Sejak dekade 1980-an interaksi ekonomi antarnegara makin pekat, khususnya pada saat liberalisasi menjadi bahasa pergaulan ekonomi internasional. Indeks keterbukaan masing-masing negara makin besar, yang menunjukkan kesediaan negara tersebut untuk bekerjasama dalam kegiatan ekonomi secara lebih intensif. Pola ini juga diikuti Indonesia dengan derajat keterbukaan yang lumayan besar, bahkan dianggap yang paling terbuka pada level Asia. Sektor keuangan (perbankan) Indonesia sudah terbuka sejak dekade 1980-an ketika bank asing diberi kelonggaran untuk melakukan aktivitas di sini. Setelah itu, investasi juga juga dibuka mulai awal 1990-an, yang dilanjutkan secara formal dengan dikeluarkannya UU No. 25/2007. Liberalisasi perdagangan juga kian masif pasca-krisis ekonomi 1997/1998, di mana dengan panduan IMF Indonesia mulai mengurangi tingkat tarif perdagangan sehingga secara umum arus ekspor-impor menjadi lebih leluasa bergerak.
Posisi Indonesia
Secara ekonomi tidak bisa dipungkiri Indonesia telah berada dalam radar perekonomian global dalam banyak aspek. Ukuran ekonomi Indonesia termasuk yang paling besar di dunia, sekarang menempati ranking 16 (dari PDB) sehingga masuk G-20. Pada forum G-20 ini Indonesia menjadi satu-satunya wakil Asean. Tentu saja ini posisi yang menguntungkan karena Indonesia dapat melakukan pertemuan reguler dengan negara-negara maju lainnya, seperti AS, Jerman, Inggirs, Jepang, Korsel, China, India, Brazil, dan lain-lain. PDB Indonesia pada 2012 dalam forum G-20 di atas Turki, Belanda, Arab Saudi, dan Swiss. Kontribusi PDB Indonesia terhadap total PDB G-20 sekitar 1,5%. Secara umum, kontributor PDB terpenting dari G-20 ini adalah AS, China, dan Jepang. Peran sumbangan PDB Indonesia ini tergolong kecil karena dari sisi jumlah penduduk Indonesia mendonorkan hampir 5% dari total jumlah penduduk G-20. Jika dibuat paralel, maka Indonesia sekurangnya harus menyumbangkan 5% dari toal PDB G-20. (WEF, 2013).

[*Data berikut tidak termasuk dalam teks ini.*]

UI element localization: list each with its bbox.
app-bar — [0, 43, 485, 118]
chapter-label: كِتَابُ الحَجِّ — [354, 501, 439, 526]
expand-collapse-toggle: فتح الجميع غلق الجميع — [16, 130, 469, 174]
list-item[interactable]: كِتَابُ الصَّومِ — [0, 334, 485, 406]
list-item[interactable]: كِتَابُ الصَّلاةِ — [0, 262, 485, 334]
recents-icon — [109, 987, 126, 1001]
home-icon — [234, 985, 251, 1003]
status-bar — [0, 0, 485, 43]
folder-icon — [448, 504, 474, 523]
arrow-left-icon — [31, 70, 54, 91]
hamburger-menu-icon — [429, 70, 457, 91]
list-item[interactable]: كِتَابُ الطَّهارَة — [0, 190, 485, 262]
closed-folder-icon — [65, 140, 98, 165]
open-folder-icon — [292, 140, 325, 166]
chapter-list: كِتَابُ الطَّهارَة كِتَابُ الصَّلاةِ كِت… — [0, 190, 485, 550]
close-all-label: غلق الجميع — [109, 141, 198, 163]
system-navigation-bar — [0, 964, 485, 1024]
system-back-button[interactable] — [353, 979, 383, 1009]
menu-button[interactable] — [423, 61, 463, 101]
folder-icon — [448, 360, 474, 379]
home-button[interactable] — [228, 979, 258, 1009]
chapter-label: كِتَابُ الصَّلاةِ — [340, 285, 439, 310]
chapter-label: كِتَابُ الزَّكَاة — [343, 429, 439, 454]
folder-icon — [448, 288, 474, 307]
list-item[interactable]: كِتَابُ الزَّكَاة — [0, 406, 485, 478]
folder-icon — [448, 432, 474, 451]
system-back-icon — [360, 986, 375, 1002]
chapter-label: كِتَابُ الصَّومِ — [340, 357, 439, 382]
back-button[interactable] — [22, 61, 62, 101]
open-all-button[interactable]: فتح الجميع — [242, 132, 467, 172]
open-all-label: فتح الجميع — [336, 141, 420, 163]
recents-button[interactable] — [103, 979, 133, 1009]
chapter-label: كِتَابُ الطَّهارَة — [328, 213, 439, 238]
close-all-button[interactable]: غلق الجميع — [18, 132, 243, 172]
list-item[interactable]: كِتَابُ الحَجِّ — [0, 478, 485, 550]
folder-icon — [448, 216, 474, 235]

Dalam hal stabilitas makroekonomi, Indonesia juga memiliki prestasi yang lebih bagus dari sebagian besar anggota G-20. Defisit fiskal terjaga tidak lebih dari 3% PDB, demikian pula rasio utang hanya 25% dari PDB, jauh lebih rendah dari konsensus maksimal 60%. Jika dibandingkan dengan AS dan beberapa negara Eropa, maka defisit fiskal dan rasio utang Indonesia jauh lebih sehat. Tentu saja hal ini tidak lantas menjamin bahwa Indonesia semuanya aman, karena dalam beberapa hal ada variabel lain yang mesti diwaspadai. Pada 2012 Indonesia untuk pertama kali mengalami defisit primer, yakni pendapatan lebih kecil ketimbang belanja di luar pembayaran utang. Demikian pula untuk variabel DSR (debt service ratio) mengalami peningkatan, di mana pada akhir 2013 lalu sempat di atas 42%. Padahal idealnya DSR ini di bawah 30%. Peningkatan DSR ini lebih banyak disebabkan oleh turunnya ekspor sehingga membuat angka pembilang menjadi mengecil.

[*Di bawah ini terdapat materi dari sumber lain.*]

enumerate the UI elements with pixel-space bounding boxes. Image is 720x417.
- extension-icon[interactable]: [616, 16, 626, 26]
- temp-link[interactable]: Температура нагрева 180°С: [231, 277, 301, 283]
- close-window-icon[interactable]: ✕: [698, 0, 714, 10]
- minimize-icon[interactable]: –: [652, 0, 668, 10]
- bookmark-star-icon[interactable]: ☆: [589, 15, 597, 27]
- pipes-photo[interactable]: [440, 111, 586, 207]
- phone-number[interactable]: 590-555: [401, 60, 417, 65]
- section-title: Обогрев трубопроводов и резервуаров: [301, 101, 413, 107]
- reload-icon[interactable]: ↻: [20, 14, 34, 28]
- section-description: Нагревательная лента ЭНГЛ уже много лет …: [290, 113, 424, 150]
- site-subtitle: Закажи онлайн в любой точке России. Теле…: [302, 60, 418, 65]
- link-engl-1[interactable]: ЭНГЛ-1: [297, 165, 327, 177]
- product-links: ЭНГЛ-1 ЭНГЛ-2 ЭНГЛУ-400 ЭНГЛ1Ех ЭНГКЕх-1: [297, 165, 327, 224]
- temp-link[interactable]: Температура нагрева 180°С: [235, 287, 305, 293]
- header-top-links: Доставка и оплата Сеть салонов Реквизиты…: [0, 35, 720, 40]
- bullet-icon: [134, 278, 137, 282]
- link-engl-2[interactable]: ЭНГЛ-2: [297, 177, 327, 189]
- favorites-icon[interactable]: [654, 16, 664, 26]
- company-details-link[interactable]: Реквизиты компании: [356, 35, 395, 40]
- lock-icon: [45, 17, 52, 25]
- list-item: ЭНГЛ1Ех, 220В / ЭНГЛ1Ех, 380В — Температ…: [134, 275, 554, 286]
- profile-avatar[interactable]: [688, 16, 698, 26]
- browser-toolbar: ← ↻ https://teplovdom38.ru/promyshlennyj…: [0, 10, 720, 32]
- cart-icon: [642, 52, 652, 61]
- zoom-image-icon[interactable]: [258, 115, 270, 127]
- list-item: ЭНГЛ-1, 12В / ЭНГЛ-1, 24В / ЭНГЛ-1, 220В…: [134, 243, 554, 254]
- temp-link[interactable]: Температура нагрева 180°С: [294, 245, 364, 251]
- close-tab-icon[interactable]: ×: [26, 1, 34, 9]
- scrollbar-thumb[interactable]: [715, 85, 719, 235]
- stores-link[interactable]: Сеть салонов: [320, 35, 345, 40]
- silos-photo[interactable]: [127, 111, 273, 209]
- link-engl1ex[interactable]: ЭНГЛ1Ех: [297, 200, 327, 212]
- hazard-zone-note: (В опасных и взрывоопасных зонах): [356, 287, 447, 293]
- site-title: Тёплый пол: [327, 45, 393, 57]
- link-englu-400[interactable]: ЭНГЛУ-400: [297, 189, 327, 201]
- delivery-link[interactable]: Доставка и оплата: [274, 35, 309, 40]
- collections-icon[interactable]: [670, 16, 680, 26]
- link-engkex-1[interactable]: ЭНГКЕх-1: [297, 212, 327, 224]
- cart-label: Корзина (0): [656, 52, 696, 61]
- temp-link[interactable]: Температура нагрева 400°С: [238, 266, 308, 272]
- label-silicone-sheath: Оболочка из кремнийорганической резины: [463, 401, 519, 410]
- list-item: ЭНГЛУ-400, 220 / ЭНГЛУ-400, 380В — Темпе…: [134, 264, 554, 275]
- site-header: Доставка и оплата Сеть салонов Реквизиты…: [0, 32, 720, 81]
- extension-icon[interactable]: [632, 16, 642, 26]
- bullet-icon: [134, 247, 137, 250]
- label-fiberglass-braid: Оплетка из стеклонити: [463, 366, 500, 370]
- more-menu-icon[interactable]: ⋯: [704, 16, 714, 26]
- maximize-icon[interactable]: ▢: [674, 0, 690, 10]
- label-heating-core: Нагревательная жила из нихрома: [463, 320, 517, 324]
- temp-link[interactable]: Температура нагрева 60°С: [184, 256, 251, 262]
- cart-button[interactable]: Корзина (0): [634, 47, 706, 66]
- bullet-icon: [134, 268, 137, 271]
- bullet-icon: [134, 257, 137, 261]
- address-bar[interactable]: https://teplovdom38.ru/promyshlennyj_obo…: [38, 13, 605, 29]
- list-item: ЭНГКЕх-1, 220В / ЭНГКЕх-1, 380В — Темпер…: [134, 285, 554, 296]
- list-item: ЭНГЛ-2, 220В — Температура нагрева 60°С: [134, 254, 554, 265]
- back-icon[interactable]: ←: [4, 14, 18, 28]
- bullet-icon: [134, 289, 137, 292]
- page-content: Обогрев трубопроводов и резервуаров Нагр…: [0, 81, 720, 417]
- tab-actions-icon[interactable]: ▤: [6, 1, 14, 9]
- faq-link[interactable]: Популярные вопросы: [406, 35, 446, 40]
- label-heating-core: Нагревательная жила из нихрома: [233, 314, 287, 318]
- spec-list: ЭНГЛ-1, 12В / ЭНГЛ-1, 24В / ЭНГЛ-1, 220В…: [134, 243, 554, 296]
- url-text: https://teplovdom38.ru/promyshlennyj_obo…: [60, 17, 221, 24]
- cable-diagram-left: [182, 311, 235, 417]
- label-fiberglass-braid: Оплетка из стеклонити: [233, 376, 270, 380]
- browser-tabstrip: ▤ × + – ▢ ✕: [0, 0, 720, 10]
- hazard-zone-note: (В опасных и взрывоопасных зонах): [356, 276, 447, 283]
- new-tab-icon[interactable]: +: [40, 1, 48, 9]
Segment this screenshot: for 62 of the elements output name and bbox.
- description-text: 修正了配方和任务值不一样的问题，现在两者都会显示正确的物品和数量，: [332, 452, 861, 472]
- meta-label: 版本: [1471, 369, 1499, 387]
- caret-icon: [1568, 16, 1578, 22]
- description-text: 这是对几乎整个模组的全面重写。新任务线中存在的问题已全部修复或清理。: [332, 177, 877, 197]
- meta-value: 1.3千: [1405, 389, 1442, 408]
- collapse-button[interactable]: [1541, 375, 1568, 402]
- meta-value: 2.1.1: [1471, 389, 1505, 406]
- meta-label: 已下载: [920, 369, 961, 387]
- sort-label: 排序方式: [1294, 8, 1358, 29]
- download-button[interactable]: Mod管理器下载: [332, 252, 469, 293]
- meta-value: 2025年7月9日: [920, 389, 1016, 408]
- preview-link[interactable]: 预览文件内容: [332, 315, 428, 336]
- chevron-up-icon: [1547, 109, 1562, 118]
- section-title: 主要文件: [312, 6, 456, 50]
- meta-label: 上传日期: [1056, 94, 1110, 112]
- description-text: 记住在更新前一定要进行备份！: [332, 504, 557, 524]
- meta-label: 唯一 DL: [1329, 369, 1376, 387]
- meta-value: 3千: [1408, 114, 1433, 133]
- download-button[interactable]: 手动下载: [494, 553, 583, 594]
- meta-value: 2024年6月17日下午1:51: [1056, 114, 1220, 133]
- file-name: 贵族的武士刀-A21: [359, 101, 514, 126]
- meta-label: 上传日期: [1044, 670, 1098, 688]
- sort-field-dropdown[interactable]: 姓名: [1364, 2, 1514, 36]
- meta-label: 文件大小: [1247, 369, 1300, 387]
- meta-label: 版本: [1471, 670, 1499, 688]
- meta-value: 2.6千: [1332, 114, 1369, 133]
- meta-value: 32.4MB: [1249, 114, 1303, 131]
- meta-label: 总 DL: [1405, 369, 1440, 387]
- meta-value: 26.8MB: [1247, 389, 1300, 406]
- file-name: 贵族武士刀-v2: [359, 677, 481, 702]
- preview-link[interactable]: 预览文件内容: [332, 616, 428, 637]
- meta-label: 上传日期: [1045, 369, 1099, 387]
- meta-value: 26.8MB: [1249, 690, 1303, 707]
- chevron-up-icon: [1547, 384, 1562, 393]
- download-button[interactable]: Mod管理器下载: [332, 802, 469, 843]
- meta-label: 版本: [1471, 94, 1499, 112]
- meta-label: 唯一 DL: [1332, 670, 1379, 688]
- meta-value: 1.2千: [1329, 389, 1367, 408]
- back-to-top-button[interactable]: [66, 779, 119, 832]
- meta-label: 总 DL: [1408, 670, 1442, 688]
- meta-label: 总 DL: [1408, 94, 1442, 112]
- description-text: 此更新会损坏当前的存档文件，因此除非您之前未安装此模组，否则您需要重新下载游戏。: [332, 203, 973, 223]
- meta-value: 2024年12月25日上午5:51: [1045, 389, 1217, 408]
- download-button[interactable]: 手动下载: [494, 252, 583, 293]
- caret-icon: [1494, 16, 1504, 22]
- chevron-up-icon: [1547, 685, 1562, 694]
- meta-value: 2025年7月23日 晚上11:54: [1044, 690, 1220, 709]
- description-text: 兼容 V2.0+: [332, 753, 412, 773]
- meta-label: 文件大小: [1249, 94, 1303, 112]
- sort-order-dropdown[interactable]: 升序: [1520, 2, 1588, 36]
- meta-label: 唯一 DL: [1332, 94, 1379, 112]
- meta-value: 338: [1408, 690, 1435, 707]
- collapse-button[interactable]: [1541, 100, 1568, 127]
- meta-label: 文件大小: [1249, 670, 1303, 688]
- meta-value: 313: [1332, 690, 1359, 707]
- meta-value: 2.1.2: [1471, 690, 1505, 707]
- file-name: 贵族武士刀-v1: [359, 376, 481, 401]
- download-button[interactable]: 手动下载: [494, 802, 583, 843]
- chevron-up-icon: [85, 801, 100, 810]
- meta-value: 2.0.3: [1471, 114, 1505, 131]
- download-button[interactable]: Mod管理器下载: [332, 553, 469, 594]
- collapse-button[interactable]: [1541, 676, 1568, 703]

Kinerja makroekonomi lainnya juga cukup bagus. Investasi, misalnya, saat ini rasionya sudah berada di kisaran 32% terhadap PDB. Ini merupakan angka tertinggi dibandingkan Indonesia sebelum diguncang krisis ekonomi 1997/1998 lalu. Pada 1996, rasio investasi terhadap PDB hanya pada level 28%. Dengan demikian, selama 10 tahun terakhir ini telah ada peningkatan investasi yang lumayan besar, meskipun masih jauh ketimbang yang dicapai oleh anggota G-20 lainnya (bahkan juga dengan negara tetangga di Asean). Pengangguran juga mengalami penurunan, di mana pengangguran di Indonesia sekarang sekitar 6,2%. Ini lebih rendah ketimbang Afrika Selatan, Italia, Perancis, Turki, India, Kanada, Inggris, AS, dan Argentina (CIA the book dan BPS, 2014). Sungguh pun begitu, inflasi Indonesia tergolong tinggi dibandingkan dengan anggota G-20 lainnya. Inflasi Indonesia cukup tinggi bersanding dengan Argentina, India, dan Turki (OECD, 2014).
Agenda Domestik
Dengan situasi tersebut memang Indonesia selayaknya percaya diri untuk bermain dalam konstelasi ekonomi global. Di masa depan sekurangnya dua peta akan terjadi dalam konstelasi ekonomi dunia. Pertama, poros di luar AS dan Eropa akan makin besar peranannya. China, Brazil, India, dan India bakal merangsek peranannya karena ditopang oleh jumlah penduduk yang besar dan pertumbuhan ekonomi yang stabil. Di luar itu masih ada pelapis lain, seperti Korsel, Afrika Selatan, Meksiko, dan lain sebagainya. Dengan begitu, porsi AS dan Eropa akan makin tergerus dalam ekonomi global. Kedua, kesepakatan liberalisasi baik dalam kerangka WTO maupun blok-blok perdagangan kian mendapatkan tantangan yang keras akibat implikasi ekonomi yang tidak setara antara negara maju dan berkembang. Renegosiasi sangat mungkin terjadi, bahkan dimungkinkan terjadi pembentukan blok ekonomi baru yang lebih mencerminkan kepentingan negara berkembang.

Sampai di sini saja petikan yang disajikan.